The “El” trains will deafen you, while its uber-original hot dogs and pizza will soothe and sate. It’s got a lake so big it looks like an ocean and it’s steeped in cracked-leather tradition that makes so much of it seem early-20th century old school. Like Al Capone old school. Like lots of restaurants called Joe’s. But it’s also ever-changing, of course, with farm to table bistros, elegant bars, hip cafes and cutting-edge art. Its modernity is palpable.

It is, in its sneaky little way, deeply seductive.

IMG_0012.jpg
Roasted pig face, succulent layers of meat with potato crisps under the runny egg. This signature dish at the adamantly popular Girl & the Goat was the highlight of the night, and perhaps the trip.
IMG_0010.jpg
Calamari bruschetta (clam baguette, goat milk ricotta, goat bacon, green apples) at Girl & the Goat. Perfectly firm yet silky squid with the creamiest, velvet-like ricotta. Kaleidoscopic flavors, sweet, tart and savory — a tastebud tango.
IMG_0007.jpg
Pricey drinks, priceless views, 95 stories high.
IMG_0975.jpg
Anish Kapoor’s glistening Cloud Gate sculpture, aka the Bean, in Millennium Park. People swarm the ginormous orb, gazing at the skyline and themselves in its curved silvery skin.
IMG_0976.jpg
Same, in the Loop district of the city, Millennium Park.
IMG_1016.jpg
Butcher steak at the phenomenal Avec, a massively in-demand Mediterranean-tinged joint that hit every note just right, with music to spare. The must-have dish, which I had and almost wept over, is the chorizo-stuffed dates. Divine. Meanwhile, this steak, piled with tender fennel, was marvelously otherworldly.
IMG_1009.jpg
Frank Lloyd Wright’s elegant Robie House was finished in 1910 and is part of the iconic architect’s Prairie period. It’s simple yet granular in its considered details that only Wright was doing at the time — from windows and furniture to lighting and rugs. It’s one of the most important examples of residential architecture in America. Undergoing renovations, it can be a little musty in some rooms, but the informative tour highlights what makes the building a grand marriage of form and function.
IMG_0017.jpg
The sublime Art Institute of Chicago boasts one of the largest collections of Impressionist paintings in the world, as well as such masterstrokes as Seurat’s giant pointillist gem “A Sunday on La Grande Jatte,” Picasso’s “The Old Guitarist,”  Hopper’s “Nighthawks” and a flotilla of other indelible works by Degas, Magritte, Dali, Warhol, Giacometti, et al, not to mention exhibits of African and Asian art and a large spread of Chicago’s specialty, architecture. Huge and handsome, the venue is like a combo of NYC’s MoMA and The Met — a magnificent aesthetic amusement park.
IMG_0990.jpg
The perfect classic Chicago-style hot dog, or “red hot,” that’s been, as they say, “dragged through the garden.” It overflows its poppyseed bun with celery salt, a dill pickle spear, peppers, tomatoes and onions. For three bucks at famed Portillo’s, it was a thoroughly delicious snack.
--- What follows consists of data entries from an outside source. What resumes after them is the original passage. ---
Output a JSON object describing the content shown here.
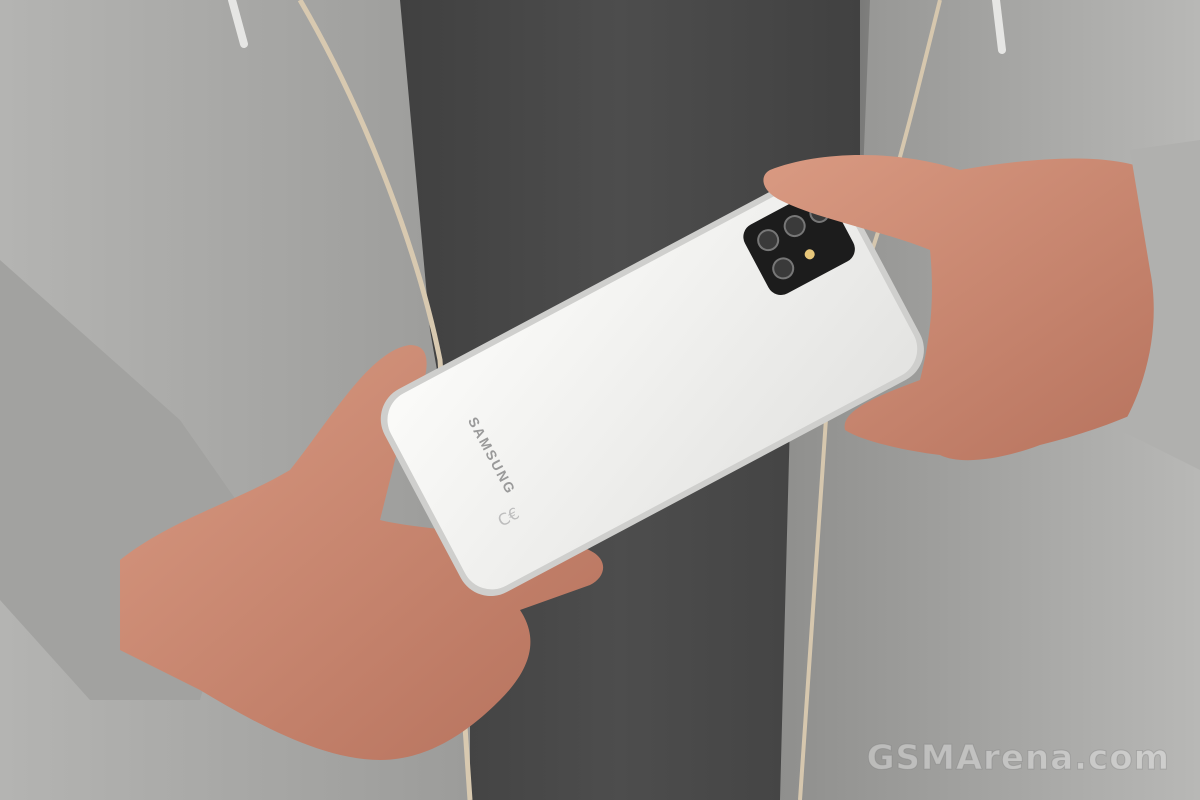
{
  "photo": {
    "subject": "phone-back",
    "brand_text": "SAMSUNG",
    "watermark": "GSMArena.com",
    "colors": {
      "hoodie": "#a7a7a5",
      "shirt": "#4a4a4a",
      "phone": "#f1f1ef",
      "skin": "#c98a73",
      "camera": "#1a1a1a"
    }
  }
}
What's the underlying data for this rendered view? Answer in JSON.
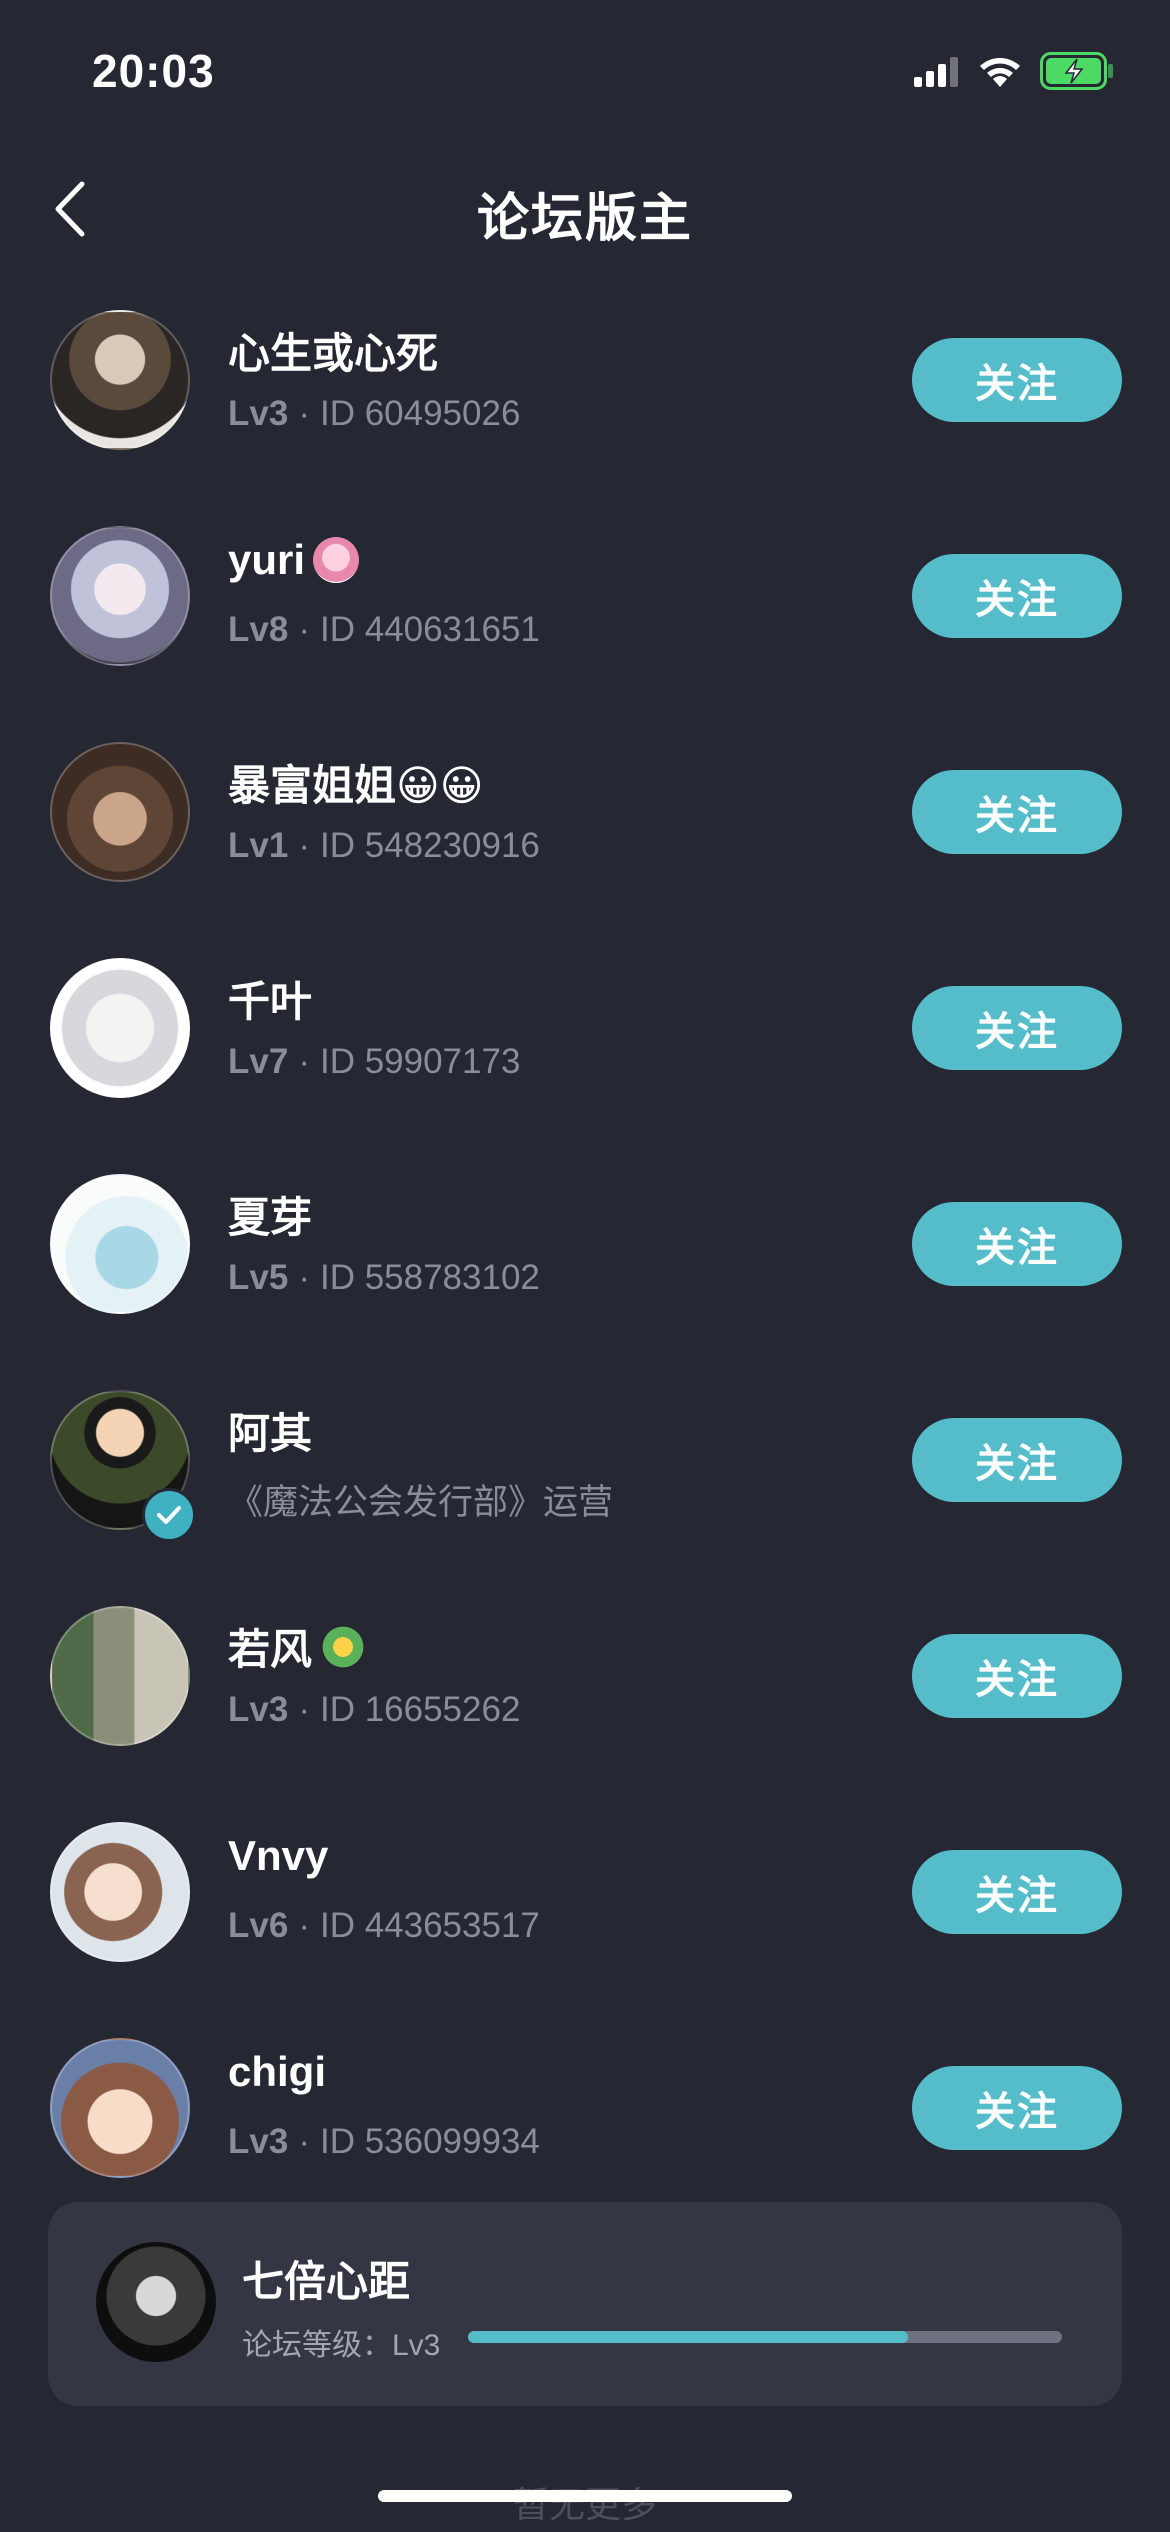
{
  "status_bar": {
    "time": "20:03",
    "icons": [
      "cellular-signal-icon",
      "wifi-icon",
      "battery-charging-icon"
    ]
  },
  "header": {
    "back_icon": "chevron-left-icon",
    "title": "论坛版主"
  },
  "colors": {
    "background": "#252733",
    "accent": "#55bdca",
    "card": "#343643",
    "secondary_text": "#8a8d99"
  },
  "users": [
    {
      "name": "心生或心死",
      "level": "Lv3",
      "sep": "·",
      "id": "ID 60495026",
      "follow_label": "关注"
    },
    {
      "name": "yuri",
      "level": "Lv8",
      "sep": "·",
      "id": "ID 440631651",
      "follow_label": "关注",
      "badge": "anime-sticker-icon"
    },
    {
      "name": "暴富姐姐😀😀",
      "level": "Lv1",
      "sep": "·",
      "id": "ID 548230916",
      "follow_label": "关注"
    },
    {
      "name": "千叶",
      "level": "Lv7",
      "sep": "·",
      "id": "ID 59907173",
      "follow_label": "关注"
    },
    {
      "name": "夏芽",
      "level": "Lv5",
      "sep": "·",
      "id": "ID 558783102",
      "follow_label": "关注"
    },
    {
      "name": "阿其",
      "subtitle": "《魔法公会发行部》运营",
      "follow_label": "关注",
      "verified": true
    },
    {
      "name": "若风",
      "level": "Lv3",
      "sep": "·",
      "id": "ID 16655262",
      "follow_label": "关注",
      "badge": "dragon-icon"
    },
    {
      "name": "Vnvy",
      "level": "Lv6",
      "sep": "·",
      "id": "ID 443653517",
      "follow_label": "关注"
    },
    {
      "name": "chigi",
      "level": "Lv3",
      "sep": "·",
      "id": "ID 536099934",
      "follow_label": "关注"
    }
  ],
  "my_card": {
    "name": "七倍心距",
    "level_label": "论坛等级：Lv3",
    "level_progress": 0.74
  },
  "footer": {
    "no_more": "暂无更多"
  }
}
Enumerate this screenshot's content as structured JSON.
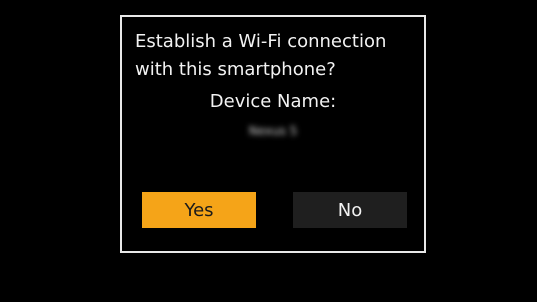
{
  "dialog": {
    "message_line1": "Establish a Wi-Fi connection",
    "message_line2": "with this smartphone?",
    "device_label": "Device Name:",
    "device_name": "Nexus 5"
  },
  "buttons": {
    "yes_label": "Yes",
    "no_label": "No"
  },
  "colors": {
    "background": "#000000",
    "dialog_border": "#e8e8e8",
    "selected_button": "#f5a418",
    "unselected_button": "#1f1f1f"
  },
  "state": {
    "selected_button": "Yes"
  }
}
2 thoughts on “Eating, walking, rocking, Chicago style

  1. I don’t think I’m doing more on the Surgical museum. Frankly, it kind of creeped me out with its intense focus on all that can go wrong with the human body, from amputations to C-sections and lots and lots of scary diseases! I actually got a bit nauseated in parts, so I just glossed many sections. I’m a big wuss. That said, the museum does a superb job at what it does. Caveat: the web site says admission is $15, but it’s actually $17. That felt like its own amputation.